Konversi JSON ke YAML adalah proses mengubah data dari struktur JSON yang memakai kurung kurawal, kurung siku, koma, dan tanda kutip menjadi YAML yang lebih mengandalkan indentasi. Konverter JSON ke YAML membantu proses ini berjalan cepat tanpa menulis ulang data secara manual, terutama saat struktur datanya panjang atau bertingkat.
JSON sering dipakai pada respons API, penyimpanan data aplikasi, dan pertukaran data antarlayanan. YAML lebih sering dipilih untuk berkas konfigurasi karena mudah dibaca oleh manusia. Di lingkungan kerja pengembang Indonesia, contohnya saat tim membuat konfigurasi Kubernetes untuk layanan pembayaran, pengiriman, atau katalog produk, YAML biasanya lebih nyaman ditinjau saat rapat teknis maupun proses peninjauan kode.
Perbedaan paling terasa ada pada cara penulisan. JSON menuntut tanda kutip pada nama properti dan koma antaritem, sedangkan YAML memakai baris baru dan spasi. Contoh objek pelanggan dalam JSON dapat berubah menjadi daftar properti yang lebih ringkas di YAML. Namun, kemudahan baca YAML juga berarti indentasi harus konsisten. Satu spasi yang keliru dapat mengubah arti struktur.

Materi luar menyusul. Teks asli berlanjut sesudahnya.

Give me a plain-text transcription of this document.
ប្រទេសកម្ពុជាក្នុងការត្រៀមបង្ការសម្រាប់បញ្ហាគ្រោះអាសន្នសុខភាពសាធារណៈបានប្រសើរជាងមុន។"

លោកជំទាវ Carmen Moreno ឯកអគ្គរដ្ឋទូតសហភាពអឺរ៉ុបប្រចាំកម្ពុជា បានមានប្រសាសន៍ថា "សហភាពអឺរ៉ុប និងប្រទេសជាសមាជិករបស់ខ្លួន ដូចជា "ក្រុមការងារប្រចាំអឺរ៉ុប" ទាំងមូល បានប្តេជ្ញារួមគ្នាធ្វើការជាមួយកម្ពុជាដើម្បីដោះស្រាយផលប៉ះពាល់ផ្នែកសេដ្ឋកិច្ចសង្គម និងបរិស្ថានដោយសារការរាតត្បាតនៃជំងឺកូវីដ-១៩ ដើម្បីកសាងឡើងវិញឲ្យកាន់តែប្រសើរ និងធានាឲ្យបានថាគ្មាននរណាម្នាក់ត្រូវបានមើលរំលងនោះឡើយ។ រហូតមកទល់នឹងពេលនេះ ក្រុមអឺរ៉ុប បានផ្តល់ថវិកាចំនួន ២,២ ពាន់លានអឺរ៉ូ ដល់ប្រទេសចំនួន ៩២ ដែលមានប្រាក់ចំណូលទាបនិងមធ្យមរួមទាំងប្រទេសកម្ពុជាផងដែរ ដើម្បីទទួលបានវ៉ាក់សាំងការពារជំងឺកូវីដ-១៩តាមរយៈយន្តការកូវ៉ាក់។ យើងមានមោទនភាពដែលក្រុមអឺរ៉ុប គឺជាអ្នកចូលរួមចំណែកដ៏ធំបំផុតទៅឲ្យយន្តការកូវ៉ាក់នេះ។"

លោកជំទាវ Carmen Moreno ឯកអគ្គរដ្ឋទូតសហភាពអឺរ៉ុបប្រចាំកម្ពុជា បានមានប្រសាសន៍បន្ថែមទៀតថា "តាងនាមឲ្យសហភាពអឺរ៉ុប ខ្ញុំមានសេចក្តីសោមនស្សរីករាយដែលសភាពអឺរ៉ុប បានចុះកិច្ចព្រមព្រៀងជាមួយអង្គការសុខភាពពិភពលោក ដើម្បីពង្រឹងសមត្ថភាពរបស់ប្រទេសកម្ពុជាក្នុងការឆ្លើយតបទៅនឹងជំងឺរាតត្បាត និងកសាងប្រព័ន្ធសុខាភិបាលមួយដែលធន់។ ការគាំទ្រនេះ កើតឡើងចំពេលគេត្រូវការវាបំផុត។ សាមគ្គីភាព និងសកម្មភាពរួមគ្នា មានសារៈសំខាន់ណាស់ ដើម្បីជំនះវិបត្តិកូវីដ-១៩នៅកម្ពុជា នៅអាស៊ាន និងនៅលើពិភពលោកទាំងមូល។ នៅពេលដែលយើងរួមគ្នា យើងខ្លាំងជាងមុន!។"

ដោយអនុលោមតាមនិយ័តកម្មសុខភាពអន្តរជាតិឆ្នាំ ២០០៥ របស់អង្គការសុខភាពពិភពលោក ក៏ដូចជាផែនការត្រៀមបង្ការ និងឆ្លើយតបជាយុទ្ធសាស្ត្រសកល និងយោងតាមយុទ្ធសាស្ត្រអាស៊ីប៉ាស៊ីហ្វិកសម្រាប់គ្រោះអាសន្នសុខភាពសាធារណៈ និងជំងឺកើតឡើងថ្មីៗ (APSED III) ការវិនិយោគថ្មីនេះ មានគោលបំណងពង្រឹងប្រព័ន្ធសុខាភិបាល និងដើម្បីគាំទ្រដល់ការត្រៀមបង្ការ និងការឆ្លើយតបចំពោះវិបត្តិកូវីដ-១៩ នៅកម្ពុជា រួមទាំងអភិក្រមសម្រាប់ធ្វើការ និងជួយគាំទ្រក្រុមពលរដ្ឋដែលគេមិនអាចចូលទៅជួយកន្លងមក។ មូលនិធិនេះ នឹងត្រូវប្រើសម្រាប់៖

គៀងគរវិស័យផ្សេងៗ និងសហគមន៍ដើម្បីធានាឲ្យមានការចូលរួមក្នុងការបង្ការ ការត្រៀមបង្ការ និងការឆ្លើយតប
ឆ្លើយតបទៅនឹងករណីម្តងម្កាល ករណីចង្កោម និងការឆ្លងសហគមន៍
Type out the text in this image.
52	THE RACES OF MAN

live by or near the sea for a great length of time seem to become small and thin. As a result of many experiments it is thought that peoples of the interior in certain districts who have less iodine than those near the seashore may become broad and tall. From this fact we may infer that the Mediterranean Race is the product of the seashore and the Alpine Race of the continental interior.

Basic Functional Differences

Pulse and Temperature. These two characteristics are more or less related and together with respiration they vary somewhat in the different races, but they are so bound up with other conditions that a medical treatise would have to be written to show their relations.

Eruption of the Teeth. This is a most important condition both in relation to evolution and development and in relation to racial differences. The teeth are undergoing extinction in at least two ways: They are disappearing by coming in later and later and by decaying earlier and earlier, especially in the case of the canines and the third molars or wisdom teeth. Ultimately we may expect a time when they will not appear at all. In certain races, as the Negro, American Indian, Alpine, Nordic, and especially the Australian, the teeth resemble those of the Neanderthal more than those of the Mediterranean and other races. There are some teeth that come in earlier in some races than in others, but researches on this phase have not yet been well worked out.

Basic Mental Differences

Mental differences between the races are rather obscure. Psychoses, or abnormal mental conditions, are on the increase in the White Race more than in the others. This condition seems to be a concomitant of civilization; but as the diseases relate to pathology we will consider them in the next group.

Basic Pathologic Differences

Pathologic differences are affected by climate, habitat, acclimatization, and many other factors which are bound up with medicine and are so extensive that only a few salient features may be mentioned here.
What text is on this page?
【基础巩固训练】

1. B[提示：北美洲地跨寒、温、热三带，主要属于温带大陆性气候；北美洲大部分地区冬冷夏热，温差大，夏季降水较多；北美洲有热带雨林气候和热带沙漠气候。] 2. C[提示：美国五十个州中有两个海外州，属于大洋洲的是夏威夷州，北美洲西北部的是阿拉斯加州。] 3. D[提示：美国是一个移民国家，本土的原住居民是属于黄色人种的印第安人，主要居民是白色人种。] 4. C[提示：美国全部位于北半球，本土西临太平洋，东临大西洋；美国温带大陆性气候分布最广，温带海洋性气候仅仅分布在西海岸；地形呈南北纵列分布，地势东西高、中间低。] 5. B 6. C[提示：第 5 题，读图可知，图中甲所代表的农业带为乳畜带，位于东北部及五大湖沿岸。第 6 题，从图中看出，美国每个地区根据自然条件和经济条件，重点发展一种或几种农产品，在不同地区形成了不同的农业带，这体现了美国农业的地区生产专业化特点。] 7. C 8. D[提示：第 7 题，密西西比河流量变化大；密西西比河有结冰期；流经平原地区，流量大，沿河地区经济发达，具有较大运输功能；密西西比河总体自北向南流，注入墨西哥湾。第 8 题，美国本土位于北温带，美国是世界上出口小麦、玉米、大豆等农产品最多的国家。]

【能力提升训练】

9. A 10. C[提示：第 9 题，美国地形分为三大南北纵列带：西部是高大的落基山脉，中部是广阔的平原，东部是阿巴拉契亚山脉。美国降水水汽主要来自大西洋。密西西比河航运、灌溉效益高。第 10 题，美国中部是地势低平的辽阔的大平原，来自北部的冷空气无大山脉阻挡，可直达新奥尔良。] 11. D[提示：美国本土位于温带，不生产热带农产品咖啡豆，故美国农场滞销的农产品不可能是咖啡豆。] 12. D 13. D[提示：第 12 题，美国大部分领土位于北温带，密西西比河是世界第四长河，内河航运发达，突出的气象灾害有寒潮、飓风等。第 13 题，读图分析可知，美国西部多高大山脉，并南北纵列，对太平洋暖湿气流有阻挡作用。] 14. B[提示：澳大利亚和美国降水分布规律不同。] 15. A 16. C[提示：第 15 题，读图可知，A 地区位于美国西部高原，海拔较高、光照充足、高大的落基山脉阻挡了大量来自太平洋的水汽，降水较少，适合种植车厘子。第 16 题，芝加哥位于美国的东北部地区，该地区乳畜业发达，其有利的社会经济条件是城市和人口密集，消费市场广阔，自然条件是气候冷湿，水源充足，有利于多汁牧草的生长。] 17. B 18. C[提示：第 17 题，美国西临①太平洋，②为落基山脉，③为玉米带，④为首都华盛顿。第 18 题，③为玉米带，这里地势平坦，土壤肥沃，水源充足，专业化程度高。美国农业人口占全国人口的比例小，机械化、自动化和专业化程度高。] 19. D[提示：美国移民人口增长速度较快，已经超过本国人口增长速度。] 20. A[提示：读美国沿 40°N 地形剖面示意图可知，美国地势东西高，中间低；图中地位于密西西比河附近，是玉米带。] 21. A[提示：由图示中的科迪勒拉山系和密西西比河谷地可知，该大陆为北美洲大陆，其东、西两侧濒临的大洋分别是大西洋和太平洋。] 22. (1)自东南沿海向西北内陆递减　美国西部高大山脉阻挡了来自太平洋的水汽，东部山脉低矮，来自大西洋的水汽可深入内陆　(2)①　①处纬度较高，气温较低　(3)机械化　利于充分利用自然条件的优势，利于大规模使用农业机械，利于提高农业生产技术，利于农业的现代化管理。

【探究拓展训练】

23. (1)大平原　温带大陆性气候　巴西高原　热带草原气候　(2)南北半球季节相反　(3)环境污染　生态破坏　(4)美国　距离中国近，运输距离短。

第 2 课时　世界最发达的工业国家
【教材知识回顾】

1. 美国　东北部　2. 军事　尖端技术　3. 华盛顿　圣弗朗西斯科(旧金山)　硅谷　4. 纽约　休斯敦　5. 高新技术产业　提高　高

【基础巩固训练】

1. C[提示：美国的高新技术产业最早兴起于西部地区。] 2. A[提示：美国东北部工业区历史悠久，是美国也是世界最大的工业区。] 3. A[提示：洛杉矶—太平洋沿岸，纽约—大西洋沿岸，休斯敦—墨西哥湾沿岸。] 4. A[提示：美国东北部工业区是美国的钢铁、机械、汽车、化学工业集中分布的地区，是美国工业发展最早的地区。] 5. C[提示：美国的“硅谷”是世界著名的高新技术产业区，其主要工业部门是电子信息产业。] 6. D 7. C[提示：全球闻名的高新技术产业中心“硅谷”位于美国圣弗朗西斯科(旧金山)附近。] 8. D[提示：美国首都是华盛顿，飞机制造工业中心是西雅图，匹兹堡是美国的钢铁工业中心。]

Konverter JSON ke YAML berguna saat Anda menerima data dari API dalam JSON, lalu ingin menjadikannya dasar konfigurasi, dokumentasi, atau contoh payload yang lebih mudah dibaca. Untuk kebutuhan kebalikannya, gunakan konversi YAML ke JSON agar data YAML dapat kembali dipakai oleh sistem yang membutuhkan JSON.